Because Ms. Spangler's unit is part of a large hospital system, the distributor keeps a 60-day supply of inventory for Lexington Medical Center, which pays an extra 2 percent of cost of inventory. Although your facility may not have this kind of clout or extra funding, make sure the distributor understands how problematic backordered items can be.
Improve on cost
While facility managers we talked to said they believe they receive fair pricing, they also say there is always room for improvement. But it's up to you to monitor pricing and motivate the distributor to work with you to keep costs down.
"I think the pricing is fair, but I want it cheaper, and I remind them," says Cheryl Wolf, RN, director of perioperative services for Irvington General Hospital, Irvington, N.J. She and other facility managers agree that belonging to a GPO is an important way to keep costs competitive.
Ms. Rodenheiser says to make sure your GPO and distributor are in harmony; this accounts for some of the 12 percent to 14 percent she has saved by switching distributors.
"The supply management company acts as our purchasing network. We get the benefit of volume purchasing," says Ms.

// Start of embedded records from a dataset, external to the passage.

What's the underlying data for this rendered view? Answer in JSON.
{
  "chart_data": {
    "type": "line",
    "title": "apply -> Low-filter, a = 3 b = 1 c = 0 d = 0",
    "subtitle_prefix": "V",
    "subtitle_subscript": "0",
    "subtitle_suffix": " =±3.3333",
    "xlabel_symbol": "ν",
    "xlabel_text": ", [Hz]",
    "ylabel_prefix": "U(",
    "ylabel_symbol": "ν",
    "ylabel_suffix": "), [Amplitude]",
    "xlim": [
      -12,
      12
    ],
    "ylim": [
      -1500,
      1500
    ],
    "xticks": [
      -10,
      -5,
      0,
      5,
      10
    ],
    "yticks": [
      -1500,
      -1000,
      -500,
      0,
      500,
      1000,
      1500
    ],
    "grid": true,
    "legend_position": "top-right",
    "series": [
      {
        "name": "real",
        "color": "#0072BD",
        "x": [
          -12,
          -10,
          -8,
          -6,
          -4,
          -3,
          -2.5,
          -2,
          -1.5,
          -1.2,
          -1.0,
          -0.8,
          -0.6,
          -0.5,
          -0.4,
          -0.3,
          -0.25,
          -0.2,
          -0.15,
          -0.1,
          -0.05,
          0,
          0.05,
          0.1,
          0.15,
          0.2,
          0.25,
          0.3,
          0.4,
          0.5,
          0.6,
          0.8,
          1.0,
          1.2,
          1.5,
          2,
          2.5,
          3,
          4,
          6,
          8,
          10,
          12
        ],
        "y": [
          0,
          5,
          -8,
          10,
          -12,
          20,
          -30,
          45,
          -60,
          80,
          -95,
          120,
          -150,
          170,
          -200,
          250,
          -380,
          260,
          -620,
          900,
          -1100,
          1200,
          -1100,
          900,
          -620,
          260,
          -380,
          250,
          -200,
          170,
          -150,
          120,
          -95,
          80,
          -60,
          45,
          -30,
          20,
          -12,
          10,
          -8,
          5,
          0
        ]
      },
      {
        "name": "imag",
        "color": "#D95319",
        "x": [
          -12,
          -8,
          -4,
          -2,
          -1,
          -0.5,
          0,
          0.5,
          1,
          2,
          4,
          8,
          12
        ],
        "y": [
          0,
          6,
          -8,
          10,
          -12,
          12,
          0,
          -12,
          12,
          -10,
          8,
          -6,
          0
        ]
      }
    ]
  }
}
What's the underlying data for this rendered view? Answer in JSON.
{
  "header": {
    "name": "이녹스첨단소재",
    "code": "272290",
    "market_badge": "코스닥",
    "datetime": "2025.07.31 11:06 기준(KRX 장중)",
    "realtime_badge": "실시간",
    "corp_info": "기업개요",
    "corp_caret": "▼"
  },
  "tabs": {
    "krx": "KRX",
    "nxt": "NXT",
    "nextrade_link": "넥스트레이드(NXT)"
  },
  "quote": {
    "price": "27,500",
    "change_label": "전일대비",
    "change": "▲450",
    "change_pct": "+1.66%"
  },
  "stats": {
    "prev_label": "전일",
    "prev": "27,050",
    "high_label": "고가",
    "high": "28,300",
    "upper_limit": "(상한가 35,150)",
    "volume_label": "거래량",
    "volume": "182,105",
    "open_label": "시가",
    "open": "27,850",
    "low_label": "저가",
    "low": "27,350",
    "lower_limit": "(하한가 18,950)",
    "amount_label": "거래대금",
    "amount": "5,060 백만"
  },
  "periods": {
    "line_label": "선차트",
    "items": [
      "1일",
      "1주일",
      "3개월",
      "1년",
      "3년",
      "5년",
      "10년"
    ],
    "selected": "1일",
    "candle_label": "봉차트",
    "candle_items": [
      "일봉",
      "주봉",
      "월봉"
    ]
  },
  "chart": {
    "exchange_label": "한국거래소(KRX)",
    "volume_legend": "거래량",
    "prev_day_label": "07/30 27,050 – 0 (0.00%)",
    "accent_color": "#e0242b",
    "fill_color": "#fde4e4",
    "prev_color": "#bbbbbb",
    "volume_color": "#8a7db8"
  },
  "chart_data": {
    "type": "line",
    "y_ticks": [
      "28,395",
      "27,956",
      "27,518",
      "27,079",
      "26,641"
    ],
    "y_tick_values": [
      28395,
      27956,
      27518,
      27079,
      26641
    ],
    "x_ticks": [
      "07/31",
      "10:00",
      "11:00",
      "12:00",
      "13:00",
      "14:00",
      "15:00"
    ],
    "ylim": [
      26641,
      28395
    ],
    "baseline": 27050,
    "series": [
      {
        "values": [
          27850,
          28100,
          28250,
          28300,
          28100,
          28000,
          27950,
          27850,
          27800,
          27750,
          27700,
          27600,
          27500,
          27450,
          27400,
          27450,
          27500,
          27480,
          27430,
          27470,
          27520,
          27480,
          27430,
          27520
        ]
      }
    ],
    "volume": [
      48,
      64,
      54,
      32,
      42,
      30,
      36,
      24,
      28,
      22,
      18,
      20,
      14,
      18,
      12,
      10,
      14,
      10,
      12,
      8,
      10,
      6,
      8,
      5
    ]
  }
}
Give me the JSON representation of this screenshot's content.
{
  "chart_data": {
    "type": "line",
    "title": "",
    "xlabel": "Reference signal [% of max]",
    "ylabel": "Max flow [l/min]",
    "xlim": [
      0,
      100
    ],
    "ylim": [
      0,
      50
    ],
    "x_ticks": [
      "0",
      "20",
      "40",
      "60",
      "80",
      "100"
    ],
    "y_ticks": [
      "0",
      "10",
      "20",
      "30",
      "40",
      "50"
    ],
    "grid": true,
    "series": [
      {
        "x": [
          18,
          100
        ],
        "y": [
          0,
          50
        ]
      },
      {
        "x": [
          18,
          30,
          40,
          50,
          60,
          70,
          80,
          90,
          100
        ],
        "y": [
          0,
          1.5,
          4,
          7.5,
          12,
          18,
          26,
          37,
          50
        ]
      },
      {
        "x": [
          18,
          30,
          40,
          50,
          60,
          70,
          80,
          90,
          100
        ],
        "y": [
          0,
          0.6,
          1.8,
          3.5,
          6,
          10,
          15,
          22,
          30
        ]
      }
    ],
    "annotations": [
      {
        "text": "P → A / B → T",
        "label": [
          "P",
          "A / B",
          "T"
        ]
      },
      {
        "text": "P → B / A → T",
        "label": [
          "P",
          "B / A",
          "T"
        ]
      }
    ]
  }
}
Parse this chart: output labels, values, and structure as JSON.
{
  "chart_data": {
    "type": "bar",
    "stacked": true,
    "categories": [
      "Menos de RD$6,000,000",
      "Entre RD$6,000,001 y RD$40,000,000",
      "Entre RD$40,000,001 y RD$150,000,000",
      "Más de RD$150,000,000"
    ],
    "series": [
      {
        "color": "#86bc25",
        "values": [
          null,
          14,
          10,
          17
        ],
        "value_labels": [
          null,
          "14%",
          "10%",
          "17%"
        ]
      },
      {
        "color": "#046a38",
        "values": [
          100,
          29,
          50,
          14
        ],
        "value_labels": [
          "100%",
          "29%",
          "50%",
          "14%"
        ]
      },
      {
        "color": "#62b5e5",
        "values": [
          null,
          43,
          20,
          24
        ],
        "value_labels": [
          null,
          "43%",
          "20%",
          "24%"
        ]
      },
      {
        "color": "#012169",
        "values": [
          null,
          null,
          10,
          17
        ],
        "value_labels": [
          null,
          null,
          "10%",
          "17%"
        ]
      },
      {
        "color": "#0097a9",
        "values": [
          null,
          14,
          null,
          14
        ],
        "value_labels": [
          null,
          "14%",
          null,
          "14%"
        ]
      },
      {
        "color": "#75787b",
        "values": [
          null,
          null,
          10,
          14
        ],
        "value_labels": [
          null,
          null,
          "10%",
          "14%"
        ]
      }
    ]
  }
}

Rodenheiser, "and they focus on our business, handle the paperwork and all the details."
Prepare for due diligence
Know that switching won't happen overnight. "It's difficult and time-consuming; you have to make sure all appropriate people are advised of vendor terms, conditions and expectations," says Joy Barnett, Purchasing Agent for Louisiana State University Health Services in Baton Rouge, La.
Her experience is not uncommon. Ms. Rodenheiser describes a year-long process of investigating, interviewing and negotiating with candidates.

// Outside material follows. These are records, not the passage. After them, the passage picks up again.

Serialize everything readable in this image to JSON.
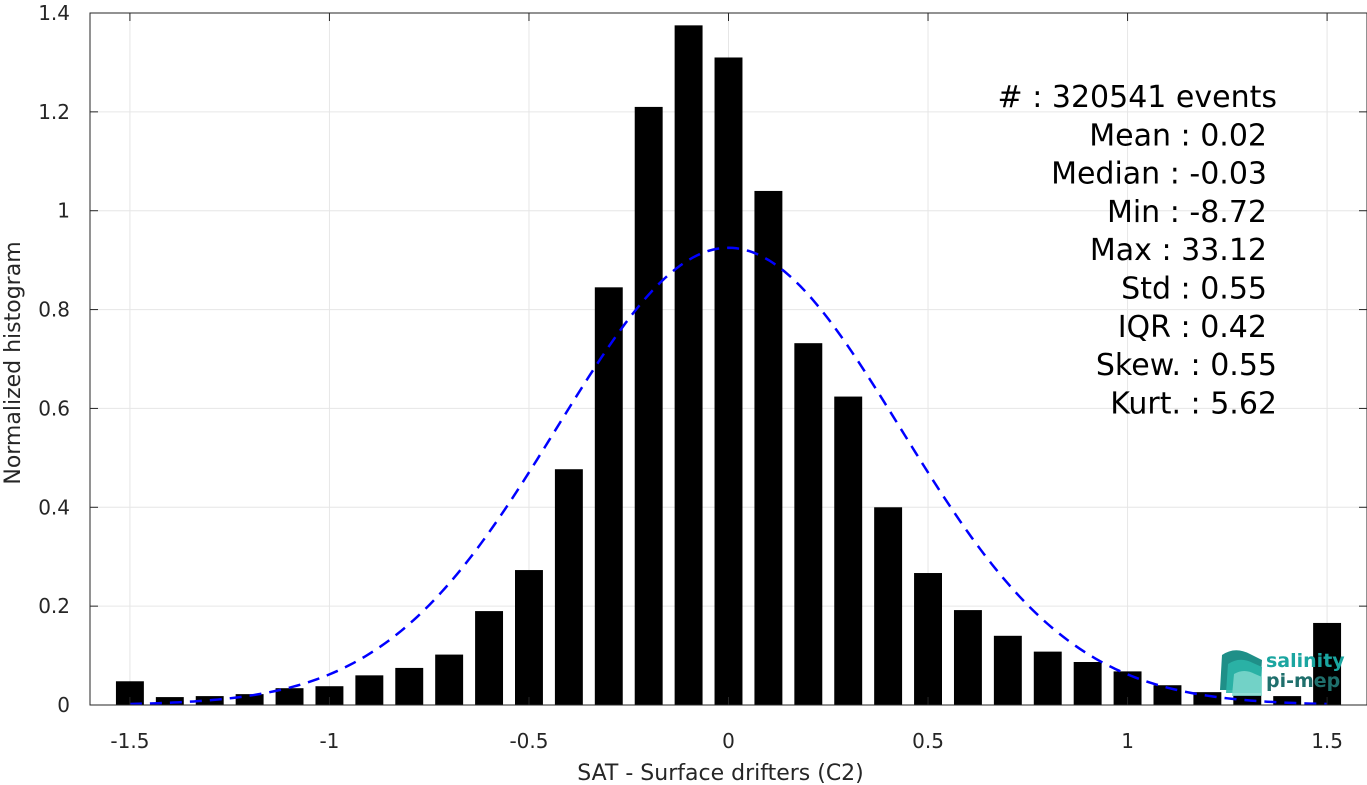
{
  "chart_data": {
    "type": "bar",
    "xlabel": "SAT - Surface drifters (C2)",
    "ylabel": "Normalized histogram",
    "xlim": [
      -1.6,
      1.6
    ],
    "ylim": [
      0,
      1.4
    ],
    "x_ticks": [
      -1.5,
      -1,
      -0.5,
      0,
      0.5,
      1,
      1.5
    ],
    "x_tick_labels": [
      "-1.5",
      "-1",
      "-0.5",
      "0",
      "0.5",
      "1",
      "1.5"
    ],
    "y_ticks": [
      0,
      0.2,
      0.4,
      0.6,
      0.8,
      1,
      1.2,
      1.4
    ],
    "y_tick_labels": [
      "0",
      "0.2",
      "0.4",
      "0.6",
      "0.8",
      "1",
      "1.2",
      "1.4"
    ],
    "grid": true,
    "bar_color": "#000000",
    "bins": [
      -1.5,
      -1.4,
      -1.3,
      -1.2,
      -1.1,
      -1.0,
      -0.9,
      -0.8,
      -0.7,
      -0.6,
      -0.5,
      -0.4,
      -0.3,
      -0.2,
      -0.1,
      0.0,
      0.1,
      0.2,
      0.3,
      0.4,
      0.5,
      0.6,
      0.7,
      0.8,
      0.9,
      1.0,
      1.1,
      1.2,
      1.3,
      1.4,
      1.5
    ],
    "values": [
      0.048,
      0.016,
      0.018,
      0.022,
      0.034,
      0.038,
      0.06,
      0.075,
      0.102,
      0.19,
      0.273,
      0.477,
      0.845,
      1.21,
      1.375,
      1.31,
      1.04,
      0.732,
      0.624,
      0.4,
      0.267,
      0.192,
      0.14,
      0.108,
      0.087,
      0.068,
      0.04,
      0.026,
      0.02,
      0.018,
      0.166
    ],
    "fit": {
      "type": "gaussian",
      "color": "#0000ff",
      "style": "dashed",
      "mean": 0.0,
      "std": 0.43,
      "peak": 0.925
    },
    "stats": [
      "#  : 320541 events",
      "Mean : 0.02",
      "Median : -0.03",
      "Min : -8.72",
      "Max : 33.12",
      "Std : 0.55",
      "IQR : 0.42",
      "Skew. : 0.55",
      "Kurt. : 5.62"
    ]
  },
  "logo": {
    "line1": "salinity",
    "line2": "pi-mep",
    "color1": "#1aa5a0",
    "color2": "#1f6f6c"
  }
}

"We asked so many questions: What is the restocking fee? What do you feel your role is when interacting with the surgery center and GPO?" says Ms. Rodenheiser.
Find out as much as you can about the distributor's relationships with other facilities. Ms. Barnett suggests that you request references and ask the facility manager if they would make the same choice again.
Mr. Becton says to consider where your facility fits into the distributor rep's food chain. Even if the distributor is flexible, accountable and responsive, if you are having difficulty getting a potential rep to return your phone call or to come for a meeting, that relationship may not be right for you.
Know the downside
Should you decide to change, factor in the time it will take to transition to the new system. Even if the change is for the better, it will take its toll in terms of confusion and possible errors.
"The downside is that it takes some time to learn how best to work with the distributor to get what your facility needs," says Ms. Wolf. She suggests that you create a team approach so staff members don't feel they are stuck with the changes.
For Ms. Rodenheiser, the downside was the time spent waiting for her new contract to go live. She suggests that you plot a timeline and make sure your facility isn't temporarily left without a supply chain by changing both the GPO and distributor at the same time.
Mr. Becton says his facility changed over several months. His main concern was stock-outs on essential supplies.
"Stock-outs can kill us. We expect the distributor to have products in the warehouse, so we can call and have them shipped," he says. "We are managing this closely. We didn't take switching suppliers lightly."
Doing the dance
And neither do other facility managers. They say that interviewing distributors is a lot like dating, and switching to a new one is like entering a long-term relationship: You won't know for sure until you take the plunge. And don't be afraid to use tough-love if needed.
"We have excellent reps, but we let them know we won't hesitate to change if we don't get the service we need," Ms. Spangler says.